Neither making music nor practicing Christianity was an integral part of McKeehan’s adolescence in Washington, but religion bit first. He recalls being captivated at age 13 by a religious speaker that had come to tell Bible stories at his sleep-away camp.

“One night it just hit me in the heart,” he says. “I prayed and became a Christian believer.”

Music followed. He moonlighted as a DJ in high school, but it wasn’t until he got to Liberty University that he started writing hip-hop songs inspired by romantic brooding. “I just started writing raps about things like ex-girlfriends I was mad at, lashing out at them lyrically,” McKeehan says. “I used the pen to get back at them after they broke up with me.”
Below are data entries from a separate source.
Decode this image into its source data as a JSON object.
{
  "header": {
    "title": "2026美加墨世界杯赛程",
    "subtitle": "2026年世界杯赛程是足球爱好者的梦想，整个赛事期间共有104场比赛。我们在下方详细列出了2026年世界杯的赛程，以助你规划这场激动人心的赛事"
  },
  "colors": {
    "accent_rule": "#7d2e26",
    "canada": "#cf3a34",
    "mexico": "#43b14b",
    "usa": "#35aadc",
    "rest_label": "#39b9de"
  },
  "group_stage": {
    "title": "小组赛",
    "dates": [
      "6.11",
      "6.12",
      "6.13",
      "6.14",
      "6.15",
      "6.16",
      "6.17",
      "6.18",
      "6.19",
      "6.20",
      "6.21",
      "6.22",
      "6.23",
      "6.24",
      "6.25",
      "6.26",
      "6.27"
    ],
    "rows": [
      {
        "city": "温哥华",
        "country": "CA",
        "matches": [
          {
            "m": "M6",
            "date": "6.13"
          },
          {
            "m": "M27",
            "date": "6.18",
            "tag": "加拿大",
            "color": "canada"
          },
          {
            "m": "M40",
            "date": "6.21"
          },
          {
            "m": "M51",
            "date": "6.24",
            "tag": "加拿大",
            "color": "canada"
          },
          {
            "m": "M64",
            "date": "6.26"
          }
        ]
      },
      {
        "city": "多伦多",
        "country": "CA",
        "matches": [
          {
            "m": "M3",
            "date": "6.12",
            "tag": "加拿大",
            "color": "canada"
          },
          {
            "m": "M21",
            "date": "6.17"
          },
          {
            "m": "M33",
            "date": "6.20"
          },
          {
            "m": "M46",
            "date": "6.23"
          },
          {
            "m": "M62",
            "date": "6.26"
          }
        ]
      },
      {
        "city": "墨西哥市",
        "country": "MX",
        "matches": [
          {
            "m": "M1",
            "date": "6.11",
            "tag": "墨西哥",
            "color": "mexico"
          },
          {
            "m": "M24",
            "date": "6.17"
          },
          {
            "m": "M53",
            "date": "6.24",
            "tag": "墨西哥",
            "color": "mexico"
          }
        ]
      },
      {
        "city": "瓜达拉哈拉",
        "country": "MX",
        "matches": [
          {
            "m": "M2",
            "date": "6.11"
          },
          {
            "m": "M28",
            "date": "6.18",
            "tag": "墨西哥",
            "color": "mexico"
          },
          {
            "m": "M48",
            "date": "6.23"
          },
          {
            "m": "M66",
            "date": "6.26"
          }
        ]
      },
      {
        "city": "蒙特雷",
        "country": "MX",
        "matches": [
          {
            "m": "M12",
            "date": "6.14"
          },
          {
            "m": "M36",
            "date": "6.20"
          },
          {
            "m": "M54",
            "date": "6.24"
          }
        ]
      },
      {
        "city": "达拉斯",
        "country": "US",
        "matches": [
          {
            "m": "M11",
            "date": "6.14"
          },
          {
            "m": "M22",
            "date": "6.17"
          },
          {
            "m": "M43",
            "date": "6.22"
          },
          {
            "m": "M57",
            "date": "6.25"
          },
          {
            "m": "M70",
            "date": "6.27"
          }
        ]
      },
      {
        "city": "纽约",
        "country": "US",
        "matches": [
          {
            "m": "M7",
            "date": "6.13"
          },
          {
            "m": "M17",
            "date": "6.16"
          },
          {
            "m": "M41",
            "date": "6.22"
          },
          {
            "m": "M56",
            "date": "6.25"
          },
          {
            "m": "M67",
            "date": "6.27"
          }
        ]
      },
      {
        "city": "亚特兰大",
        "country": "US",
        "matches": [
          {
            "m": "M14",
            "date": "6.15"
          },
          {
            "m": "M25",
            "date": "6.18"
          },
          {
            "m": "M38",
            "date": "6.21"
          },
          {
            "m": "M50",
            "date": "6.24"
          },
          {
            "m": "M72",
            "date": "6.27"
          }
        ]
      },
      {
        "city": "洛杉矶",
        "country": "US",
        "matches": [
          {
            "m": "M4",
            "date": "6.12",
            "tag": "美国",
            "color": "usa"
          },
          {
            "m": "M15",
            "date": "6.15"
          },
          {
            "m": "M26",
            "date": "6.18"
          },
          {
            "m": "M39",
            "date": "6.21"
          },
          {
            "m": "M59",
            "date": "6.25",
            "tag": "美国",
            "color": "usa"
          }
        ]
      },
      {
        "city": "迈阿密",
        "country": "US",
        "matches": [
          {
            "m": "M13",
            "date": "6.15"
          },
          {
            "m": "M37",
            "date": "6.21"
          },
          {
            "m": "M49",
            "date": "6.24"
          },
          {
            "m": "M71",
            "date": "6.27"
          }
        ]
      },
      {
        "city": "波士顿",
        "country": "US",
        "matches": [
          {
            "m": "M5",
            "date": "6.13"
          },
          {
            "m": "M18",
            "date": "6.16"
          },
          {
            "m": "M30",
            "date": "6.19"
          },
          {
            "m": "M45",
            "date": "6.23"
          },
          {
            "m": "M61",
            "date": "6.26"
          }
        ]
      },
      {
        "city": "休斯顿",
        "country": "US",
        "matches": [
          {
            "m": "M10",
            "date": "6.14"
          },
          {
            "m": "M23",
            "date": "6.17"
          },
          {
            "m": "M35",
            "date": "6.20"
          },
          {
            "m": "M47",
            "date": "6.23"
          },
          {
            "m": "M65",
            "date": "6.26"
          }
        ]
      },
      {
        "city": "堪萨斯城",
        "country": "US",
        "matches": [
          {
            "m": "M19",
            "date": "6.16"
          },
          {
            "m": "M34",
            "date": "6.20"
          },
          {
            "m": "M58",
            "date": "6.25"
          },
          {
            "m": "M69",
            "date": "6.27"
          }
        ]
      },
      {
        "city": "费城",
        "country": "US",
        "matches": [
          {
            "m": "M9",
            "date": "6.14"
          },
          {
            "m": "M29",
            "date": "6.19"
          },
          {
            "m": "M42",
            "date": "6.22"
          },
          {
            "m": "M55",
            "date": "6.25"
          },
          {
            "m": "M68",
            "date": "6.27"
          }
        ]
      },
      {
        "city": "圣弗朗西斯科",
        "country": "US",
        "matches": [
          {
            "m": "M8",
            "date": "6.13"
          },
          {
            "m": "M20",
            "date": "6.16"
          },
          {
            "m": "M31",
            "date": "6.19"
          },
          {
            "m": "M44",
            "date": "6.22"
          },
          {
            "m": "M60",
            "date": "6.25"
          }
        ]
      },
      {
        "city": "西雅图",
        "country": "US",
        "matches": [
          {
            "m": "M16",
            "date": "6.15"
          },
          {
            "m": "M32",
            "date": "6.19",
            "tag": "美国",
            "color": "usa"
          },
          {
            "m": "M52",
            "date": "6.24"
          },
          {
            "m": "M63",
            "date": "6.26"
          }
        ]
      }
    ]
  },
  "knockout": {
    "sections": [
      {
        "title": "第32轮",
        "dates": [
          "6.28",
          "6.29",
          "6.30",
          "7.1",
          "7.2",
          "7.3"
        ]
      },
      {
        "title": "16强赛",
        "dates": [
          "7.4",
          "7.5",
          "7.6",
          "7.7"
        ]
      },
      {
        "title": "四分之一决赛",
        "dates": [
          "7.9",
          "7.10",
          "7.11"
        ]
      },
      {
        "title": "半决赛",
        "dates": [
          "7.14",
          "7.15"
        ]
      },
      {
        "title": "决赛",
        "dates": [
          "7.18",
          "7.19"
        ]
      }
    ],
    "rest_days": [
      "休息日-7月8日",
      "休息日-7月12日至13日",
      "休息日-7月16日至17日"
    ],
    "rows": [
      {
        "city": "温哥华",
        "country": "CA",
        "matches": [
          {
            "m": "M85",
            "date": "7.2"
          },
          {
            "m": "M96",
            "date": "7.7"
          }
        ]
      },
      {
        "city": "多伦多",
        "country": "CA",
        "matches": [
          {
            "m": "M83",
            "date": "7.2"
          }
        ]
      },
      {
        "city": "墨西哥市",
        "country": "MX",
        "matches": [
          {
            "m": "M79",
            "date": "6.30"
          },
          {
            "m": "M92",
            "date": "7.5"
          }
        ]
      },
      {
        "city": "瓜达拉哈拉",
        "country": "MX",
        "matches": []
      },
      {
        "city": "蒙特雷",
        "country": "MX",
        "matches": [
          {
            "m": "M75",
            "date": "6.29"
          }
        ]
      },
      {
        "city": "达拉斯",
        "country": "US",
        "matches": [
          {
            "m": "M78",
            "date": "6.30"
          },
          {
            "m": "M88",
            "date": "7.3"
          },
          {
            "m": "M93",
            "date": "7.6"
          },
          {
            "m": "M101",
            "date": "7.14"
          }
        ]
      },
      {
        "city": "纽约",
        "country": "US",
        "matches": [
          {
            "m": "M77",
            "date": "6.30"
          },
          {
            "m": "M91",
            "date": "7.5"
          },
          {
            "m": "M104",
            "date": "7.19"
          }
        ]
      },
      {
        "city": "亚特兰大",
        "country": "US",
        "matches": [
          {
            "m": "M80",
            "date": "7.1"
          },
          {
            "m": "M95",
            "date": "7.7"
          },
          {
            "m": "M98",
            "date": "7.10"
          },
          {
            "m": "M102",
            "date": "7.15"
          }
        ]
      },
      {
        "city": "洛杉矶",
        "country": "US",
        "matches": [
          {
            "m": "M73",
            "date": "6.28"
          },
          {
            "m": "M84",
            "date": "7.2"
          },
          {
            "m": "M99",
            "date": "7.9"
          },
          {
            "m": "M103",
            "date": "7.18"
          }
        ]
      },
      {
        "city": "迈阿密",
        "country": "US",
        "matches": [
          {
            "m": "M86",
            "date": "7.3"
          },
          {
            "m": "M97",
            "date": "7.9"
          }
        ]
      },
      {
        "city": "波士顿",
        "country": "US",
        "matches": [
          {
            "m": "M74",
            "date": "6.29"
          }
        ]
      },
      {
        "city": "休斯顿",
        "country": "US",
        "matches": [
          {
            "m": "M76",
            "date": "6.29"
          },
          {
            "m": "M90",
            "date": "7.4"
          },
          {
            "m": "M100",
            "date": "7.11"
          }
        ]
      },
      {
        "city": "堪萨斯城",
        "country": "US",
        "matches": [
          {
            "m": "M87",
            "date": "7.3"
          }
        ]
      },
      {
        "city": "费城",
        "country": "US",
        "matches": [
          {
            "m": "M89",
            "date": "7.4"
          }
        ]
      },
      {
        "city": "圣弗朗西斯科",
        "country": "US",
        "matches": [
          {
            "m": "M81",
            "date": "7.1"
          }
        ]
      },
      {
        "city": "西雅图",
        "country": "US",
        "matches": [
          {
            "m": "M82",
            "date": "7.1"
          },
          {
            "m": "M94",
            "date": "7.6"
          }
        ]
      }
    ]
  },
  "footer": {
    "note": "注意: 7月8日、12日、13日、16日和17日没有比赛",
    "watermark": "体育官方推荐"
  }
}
McKeehan’s first major career break came as part of the rock-rap, Linkin Park-meets-gospel-trio DC Talk, who formed in Virginia in 1987. Unlike his TobyMac material, though, DC Talk never shied away from overt Christian lyrics—one of the band’s most famous songs, “Jesus Freak,” includes the lines “What will people think/When they hear that I’m a Jesus freak.”

Since DC Talk, which reunites on the This Is Not a Test track “Love Feels Like,” McKeehan has focused mostly on channeling the four sonic pillars of his childhood—Bob Marley, Run DMC, The Police, and Hall & Oates—while also broadening his lyrics. A TobyMac song like “Speak Life,” for instance, may be about piousness. But here, McKeehan’s words—which include lines like “Look into the eyes of the brokenhearted/ Watch them come alive as soon as you speak hope”—resonate more as vague proverbs.

“Our words are powerful,” he says about the track. “We can choose them to speak life. We can choose them to build somebody up or we could choose our words to tear somebody down. A message like that is for anybody out there. It’s not a sub-genre market message.”

Despite his attempts to make fans out of everybody, regardless of background or belief, McKeehan is aware his listeners are mostly Christian families. But even a squeaky-clean religious ethos, shared by both him and his supporters, can’t stop him from pondering what it would like if his music was a little bit dirtier.

“Once in awhile we’ll joke around and put a lyric in there and we’re like, ‘What if we said that? Oh my gosh, people would freak out,’” McKeehan says. “We do that sometimes in the studio, just to have fun.”

Correction: An earlier version of this article refers to the song “Jesus Freak” as “Jesus Talk.” Also, the initially quoted lyric “Look into the eyes of the brokenhearted/ Watch them come alive as soon as you speak home” is actually “Look into the eyes of the brokenhearted/ Watch them come alive as soon as you speak hope.”